BugByte released a game a long time back called Battlestation, which recently went through a forced name change when someone called trademark, and is now called Battlevoid.  Harbinger is sort of a sequel, or set in the same universe, or vaguely related in that it recycles a lot of assets, setting, and so on.  Including the imaginatively named characters like "Scientist", "Marine", and "Pilot".

It's a Finnish company, and there are a few bits of translation weirdness, or maybe they're just really bad at writing dialog and it sounds equally robotic and off in Finnish.

But you didn't get the game for the dialog, or the character names.  No, you got the game to fly boldly into space, meet strange aliens, and blow them to pieces with missiles, lasers, plasma, and death rays!

And Harbinger does a fine job of allowing that to happen in an enjoyable way.

You start each game with a single completely unarmed ship a tiny bit of cash (scrap), and charge into space to be destroyed instantly because you bought weapons for your ship instead of buying a hanger for fighters.

If you want to win, go fighters early.  It is possible to win by going with a different early weapon mix, and as you get access to more and better weapons swapping out fighters for support craft is a good plan, but your best chance of survival at the beginning is to buy a single energy cannon and as many hangers of the cheapest fighters you can afford.   Eventually, if you're lucky, you can buy extra ships to augment your fleet, buy or find better weapons, and cut through enemy fleets like a hot knife through butter until you either win (if you're playing a normal game) or until the enemy weapons get strong enough that you finally die in a heroic fireball (if you're playing on endless mode).

When you first begin playing your choice of starting ships is very limited, but as you play you unlock other ships by playing (not by in app purchases!) which allows you to start from a stronger position.  Until you've unlocked a few of the better ships playing on Hard is just a different way of saying suicide.

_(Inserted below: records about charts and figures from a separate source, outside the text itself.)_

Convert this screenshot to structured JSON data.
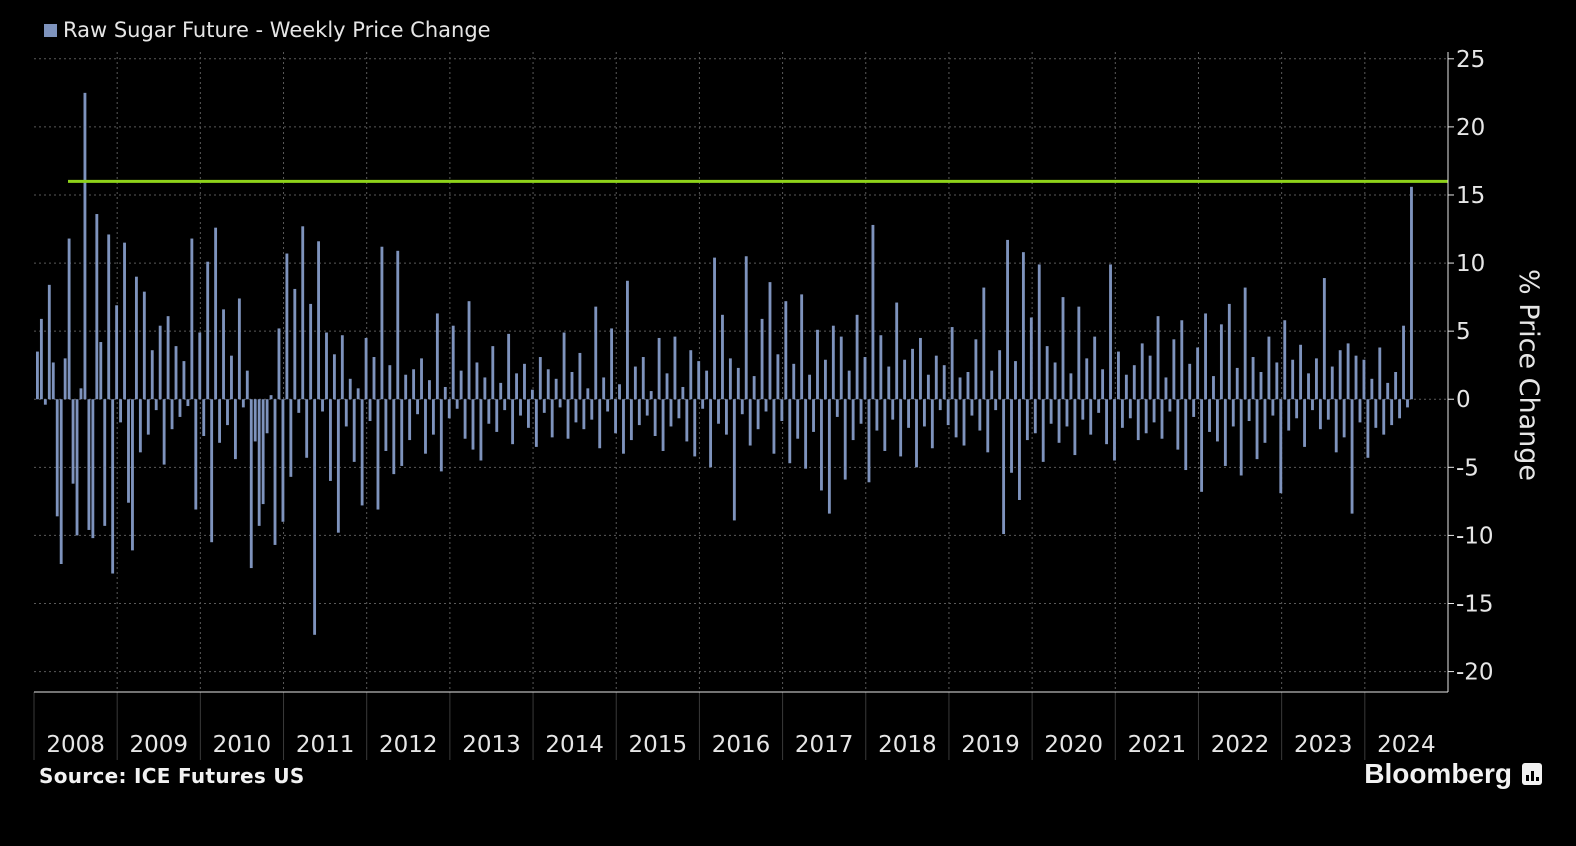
{
  "legend": {
    "label": "Raw Sugar Future - Weekly Price Change",
    "color": "#7e93bd"
  },
  "source": "Source: ICE Futures US",
  "brand": "Bloomberg",
  "colors": {
    "bar": "#7e93bd",
    "threshold": "#8ed21a",
    "grid": "#5a5a5a",
    "axis": "#e6e6e6"
  },
  "chart_data": {
    "type": "bar",
    "title": "",
    "ylabel": "% Price Change",
    "xlabel": "",
    "ylim": [
      -21.5,
      25.5
    ],
    "yticks": [
      25,
      20,
      15,
      10,
      5,
      0,
      -5,
      -10,
      -15,
      -20
    ],
    "xlim": [
      2008.0,
      2025.0
    ],
    "years": [
      "2008",
      "2009",
      "2010",
      "2011",
      "2012",
      "2013",
      "2014",
      "2015",
      "2016",
      "2017",
      "2018",
      "2019",
      "2020",
      "2021",
      "2022",
      "2023",
      "2024"
    ],
    "threshold": 16.0,
    "grid": "dotted",
    "legend_position": "top-left",
    "series": [
      {
        "name": "Raw Sugar Future - Weekly Price Change",
        "note": "weekly % changes; one value per week starting Jan 2008",
        "values": [
          3.5,
          5.9,
          -0.4,
          8.4,
          2.7,
          -8.6,
          -12.1,
          3.0,
          11.8,
          -6.2,
          -10.0,
          0.8,
          22.5,
          -9.6,
          -10.2,
          13.6,
          4.2,
          -9.3,
          12.1,
          -12.8,
          6.9,
          -1.7,
          11.5,
          -7.6,
          -11.1,
          9.0,
          -3.9,
          7.9,
          -2.6,
          3.6,
          -0.8,
          5.4,
          -4.8,
          6.1,
          -2.2,
          3.9,
          -1.3,
          2.8,
          -0.5,
          11.8,
          -8.1,
          4.9,
          -2.7,
          10.1,
          -10.5,
          12.6,
          -3.2,
          6.6,
          -1.9,
          3.2,
          -4.4,
          7.4,
          -0.6,
          2.1,
          -12.4,
          -3.1,
          -9.3,
          -7.7,
          -2.5,
          0.3,
          -10.7,
          5.2,
          -9.0,
          10.7,
          -5.7,
          8.1,
          -1.0,
          12.7,
          -4.3,
          7.0,
          -17.3,
          11.6,
          -0.9,
          4.9,
          -6.0,
          3.3,
          -9.8,
          4.7,
          -2.0,
          1.5,
          -4.6,
          0.8,
          -7.8,
          4.5,
          -1.6,
          3.1,
          -8.1,
          11.2,
          -3.8,
          2.5,
          -5.5,
          10.9,
          -4.9,
          1.8,
          -3.0,
          2.2,
          -1.1,
          3.0,
          -4.0,
          1.4,
          -2.6,
          6.3,
          -5.3,
          0.9,
          -1.4,
          5.4,
          -0.7,
          2.1,
          -2.9,
          7.2,
          -3.7,
          2.7,
          -4.5,
          1.6,
          -1.8,
          3.9,
          -2.4,
          1.2,
          -0.8,
          4.8,
          -3.3,
          1.9,
          -1.2,
          2.6,
          -2.1,
          0.7,
          -3.5,
          3.1,
          -1.0,
          2.2,
          -2.8,
          1.5,
          -0.6,
          4.9,
          -2.9,
          2.0,
          -1.7,
          3.4,
          -2.2,
          0.8,
          -1.5,
          6.8,
          -3.6,
          1.6,
          -0.9,
          5.2,
          -2.5,
          1.1,
          -4.0,
          8.7,
          -3.0,
          2.4,
          -1.9,
          3.1,
          -1.2,
          0.6,
          -2.7,
          4.5,
          -3.8,
          1.9,
          -2.0,
          4.6,
          -1.4,
          0.9,
          -3.1,
          3.6,
          -4.2,
          2.8,
          -0.7,
          2.1,
          -5.0,
          10.4,
          -1.8,
          6.2,
          -2.6,
          3.0,
          -8.9,
          2.3,
          -1.1,
          10.5,
          -3.4,
          1.7,
          -2.2,
          5.9,
          -0.9,
          8.6,
          -4.0,
          3.3,
          -1.6,
          7.2,
          -4.7,
          2.6,
          -2.9,
          7.7,
          -5.1,
          1.8,
          -2.4,
          5.1,
          -6.7,
          2.9,
          -8.4,
          5.4,
          -1.3,
          4.6,
          -5.9,
          2.1,
          -3.0,
          6.2,
          -1.8,
          3.1,
          -6.1,
          12.8,
          -2.3,
          4.7,
          -3.8,
          2.4,
          -1.5,
          7.1,
          -4.2,
          2.9,
          -2.1,
          3.7,
          -5.0,
          4.5,
          -2.0,
          1.8,
          -3.6,
          3.2,
          -0.8,
          2.5,
          -1.9,
          5.3,
          -2.8,
          1.6,
          -3.4,
          2.0,
          -1.2,
          4.4,
          -2.3,
          8.2,
          -3.9,
          2.1,
          -0.8,
          3.6,
          -9.9,
          11.7,
          -5.4,
          2.8,
          -7.4,
          10.8,
          -3.0,
          6.0,
          -2.5,
          9.9,
          -4.6,
          3.9,
          -1.8,
          2.7,
          -3.2,
          7.5,
          -2.0,
          1.9,
          -4.1,
          6.8,
          -1.5,
          3.0,
          -2.6,
          4.6,
          -1.0,
          2.2,
          -3.3,
          9.9,
          -4.5,
          3.5,
          -2.1,
          1.8,
          -1.4,
          2.5,
          -3.0,
          4.1,
          -2.5,
          3.2,
          -1.7,
          6.1,
          -2.9,
          1.6,
          -0.9,
          4.4,
          -3.7,
          5.8,
          -5.2,
          2.6,
          -1.3,
          3.8,
          -6.8,
          6.3,
          -2.4,
          1.7,
          -3.1,
          5.5,
          -4.9,
          7.0,
          -2.0,
          2.3,
          -5.6,
          8.2,
          -1.6,
          3.1,
          -4.4,
          2.0,
          -3.2,
          4.6,
          -1.2,
          2.7,
          -6.9,
          5.8,
          -2.3,
          2.9,
          -1.4,
          4.0,
          -3.5,
          1.9,
          -0.8,
          3.0,
          -2.2,
          8.9,
          -1.5,
          2.4,
          -3.9,
          3.6,
          -2.8,
          4.1,
          -8.4,
          3.2,
          -1.7,
          2.9,
          -4.3,
          1.5,
          -2.1,
          3.8,
          -2.6,
          1.2,
          -1.9,
          2.0,
          -1.4,
          5.4,
          -0.6,
          15.6
        ]
      }
    ]
  }
}
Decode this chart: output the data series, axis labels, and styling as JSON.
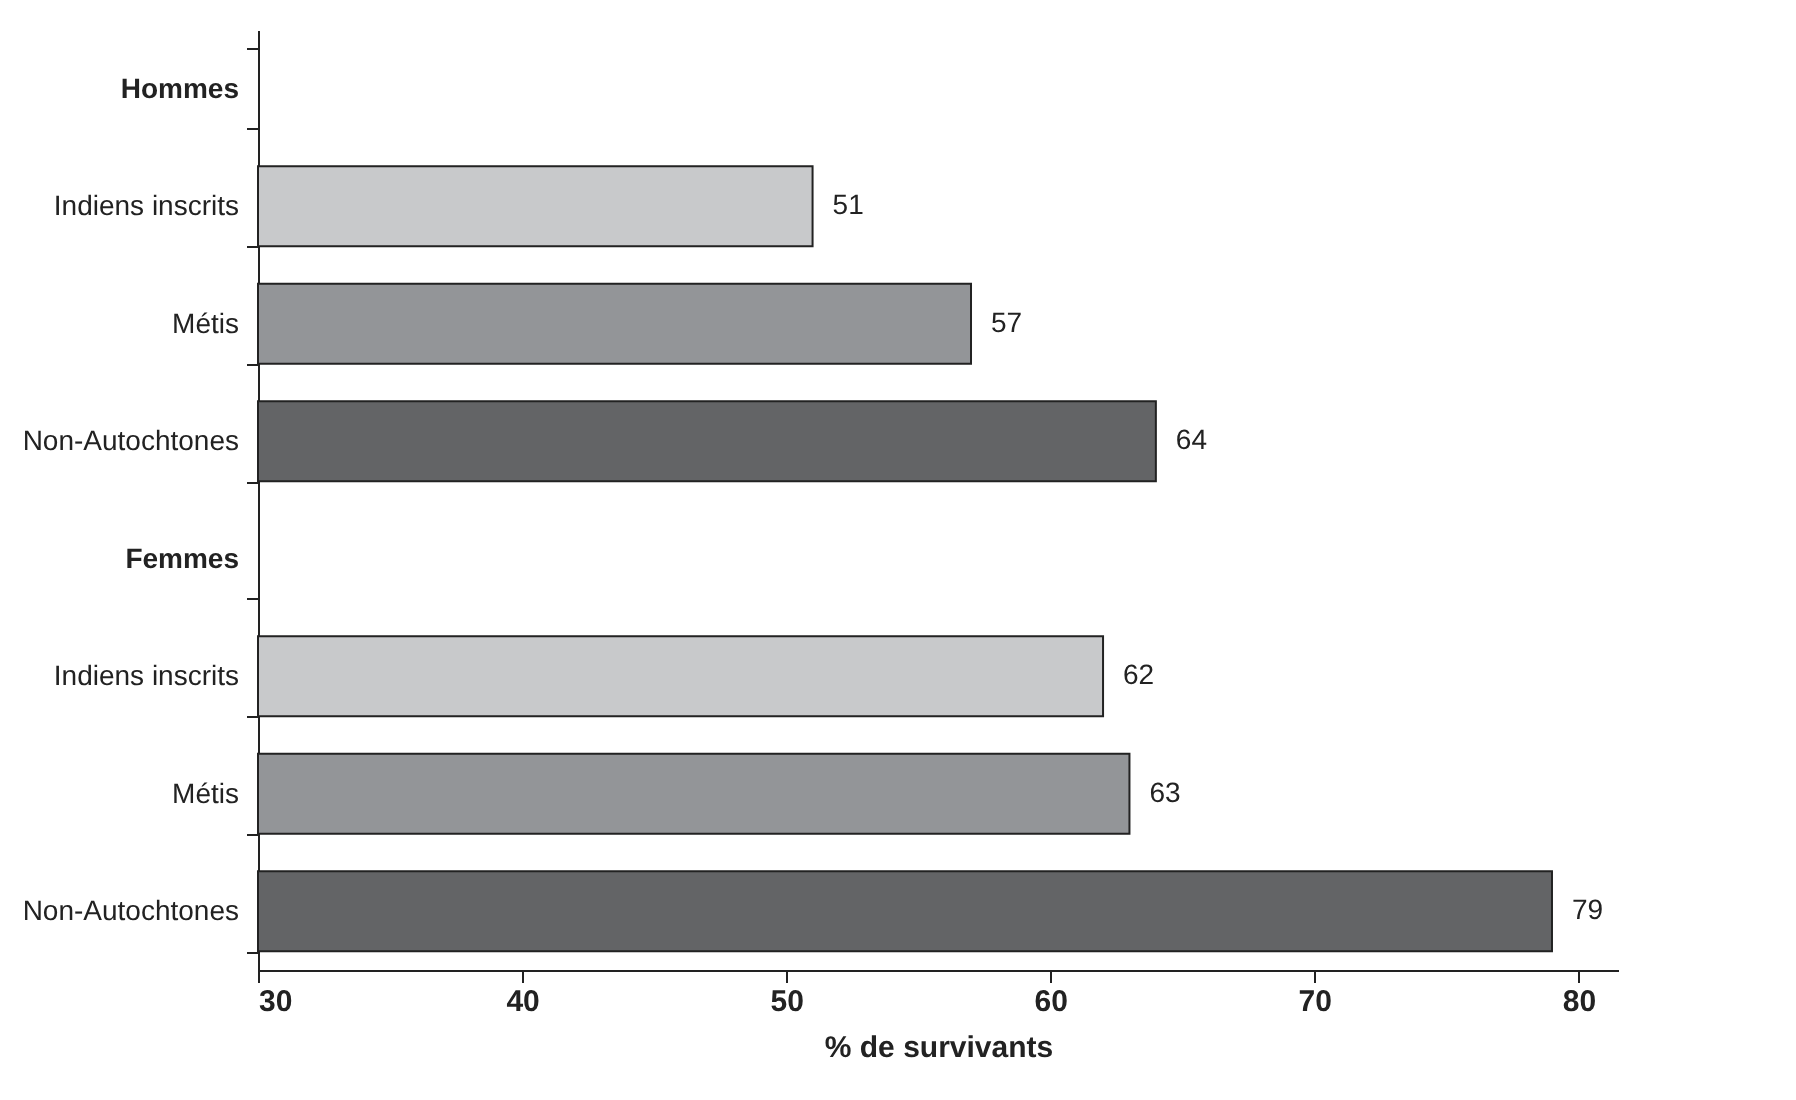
{
  "chart_data": {
    "type": "bar",
    "orientation": "horizontal",
    "xlabel": "% de survivants",
    "categories": [
      "Hommes",
      "Indiens inscrits",
      "Métis",
      "Non-Autochtones",
      "Femmes",
      "Indiens inscrits",
      "Métis",
      "Non-Autochtones"
    ],
    "values": [
      null,
      51,
      57,
      64,
      null,
      62,
      63,
      79
    ],
    "colors": [
      null,
      "#c8c9cb",
      "#939598",
      "#636466",
      null,
      "#c8c9cb",
      "#939598",
      "#636466"
    ],
    "xlim": [
      30,
      81.5
    ],
    "xticks": [
      30,
      40,
      50,
      60,
      70,
      80
    ],
    "data_labels": true,
    "grid": false
  }
}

Gameplay is pretty simple, double tap to move, your ships will automatically attack anything in range but you can also tap enemy ships and target them with specific weapon types.  This would seem to be a bit boring for a game, but it works.  It's a clean, minimal, design that is nevertheless enjoyable and fun.  I've clocked over 40 hours of gameplay so far.

Part of the fun is mixing weapons, finding optimal weapon combos, and so on.  There's a few gratuitously OP weapons in game (hi Mega Plasma Cannons), but if you're playing a non-endless game you won't get access to many of those before the game ends, and if you're playing on endless the upscaling of weapons over time makes your old "overpowered" weapons scrap fodder as you find new versions that do more damage at longer range.

In addition to finding weapons from the wrecks of enemy ships, you can also buy them for scrap at battlestations.  I've seen a few people complain that the selection at battlestations leaves a lot to be desired, and that's true.  But that's also part of playing a roguelike game.  You're at the mercy of the Random Number Generator, and the RNG is a cruel and fickle god not swayed by your whining.  Some games you'll get a Celestial Death Ray in the first sector you clear, other games you'll be limping along (if you can survive) on Human Energy Guns and Projectile Guns through the third galaxy.

It isn't a game with a lot of real strategic depth, but it's an excellent game for killing a few minutes while waiting in line, or even spending thirty or forty minutes just for fun.  And it's well worth the $4 you'll pay for it.